REPUBLIKA.CO.ID, JAKARTA-- Wakil Ketua Setara Institute Bonar Tigor Naipospos mengatakan meskipun ada temuan baru dalam pengadilan di negara asalnya, tetapi keringanan hukuman bagi Mary Jane Fiesta Veloso tetap bergabung pada diplomasi antara Indonesia dengan Filipina.
"Putusan pengadilan Filipina tidak bisa menjadi temuan baru atau novum bagi Mary Jane untuk mengajukan peninjauan kembali atau PK ke Mahkamah Agung," kata Bonar Tigor Naipospos dihubungi di Jakarta, Selasa (5/5).
Bonar mengatakan meskipun Indonesia dan Filipina sama-sama menjadi anggota ASEAN dan menandatangani perjanjian ekstradisi, tetapi tidak ada aturan hukum dan tata cara antara sesama anggota apabila ada objek hukum yang sama.
Menurut Bonar, selama ini juga tidak ada yurisprudensi temuan dalam pengadilan di suatu negara bisa dijadikan temuan untuk pengadilan yang berlangsung di negara lain, meskipun kejahatan dilakukan bersama atau objek perkaranya sama.
"Apalagi, masing-masing negara ASEAN berprinsip untuk tidak mencampuri urusan masing-masing negara. Belum lagi akan ada pendapat kedaulatan hukum domestik harus dijunjung tinggi," tuturnya.
Itulah sebabnya, kata Bonar, Jaksa Agung menyatakan eksekusi mati terhadap Mary Jane hanya ditunda, bukan dibatalkan. Meskipun pengadilan Filipina menemukan fakta Mary Jane menjadi korban "trafficking" atau diperdaya, hal itu tidak bisa dijadikan novum untuk mengajukan PK.
"Apalagi, telah ada surat edaran MA yang membatasi PK hanya satu kali untuk jenis kejahatan tertentu," ujarnya.

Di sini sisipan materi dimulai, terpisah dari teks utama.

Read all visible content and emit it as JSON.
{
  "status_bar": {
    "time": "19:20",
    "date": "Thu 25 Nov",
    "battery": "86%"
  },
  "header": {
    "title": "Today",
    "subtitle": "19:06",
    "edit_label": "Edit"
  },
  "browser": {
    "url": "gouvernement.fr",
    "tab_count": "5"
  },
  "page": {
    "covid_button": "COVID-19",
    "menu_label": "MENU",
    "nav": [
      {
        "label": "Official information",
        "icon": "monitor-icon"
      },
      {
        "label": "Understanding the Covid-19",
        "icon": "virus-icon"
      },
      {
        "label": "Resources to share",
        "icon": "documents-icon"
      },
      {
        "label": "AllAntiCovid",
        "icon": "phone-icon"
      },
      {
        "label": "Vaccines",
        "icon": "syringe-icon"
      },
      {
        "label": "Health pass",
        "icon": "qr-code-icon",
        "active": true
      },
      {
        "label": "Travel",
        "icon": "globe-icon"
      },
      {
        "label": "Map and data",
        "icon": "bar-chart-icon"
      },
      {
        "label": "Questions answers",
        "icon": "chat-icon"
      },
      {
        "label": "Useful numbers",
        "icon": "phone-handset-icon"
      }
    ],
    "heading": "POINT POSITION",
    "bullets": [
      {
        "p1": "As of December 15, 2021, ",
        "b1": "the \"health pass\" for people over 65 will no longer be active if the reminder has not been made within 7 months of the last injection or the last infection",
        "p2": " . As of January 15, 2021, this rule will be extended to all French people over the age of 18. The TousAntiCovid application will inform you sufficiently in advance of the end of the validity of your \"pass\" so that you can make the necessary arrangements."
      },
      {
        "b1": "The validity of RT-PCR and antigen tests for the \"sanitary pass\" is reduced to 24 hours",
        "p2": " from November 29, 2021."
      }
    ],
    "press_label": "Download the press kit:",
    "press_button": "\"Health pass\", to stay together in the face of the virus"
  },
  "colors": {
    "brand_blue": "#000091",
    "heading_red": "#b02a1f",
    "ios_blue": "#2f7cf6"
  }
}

Di sisi lain, Bonar mengatakan isu hukuman mati berpotensi mengganggu integrasi di kalangan negara dan masyarakat ASEAN di kemudian hari. Pasalnya, sejumlah negara ASEAN seperti Filipina, Thailand, Kamboja dan Laos telah menghapus hukuman mati dari seluruh perundangannya, sedangkan Myanmar melakukan moratorium.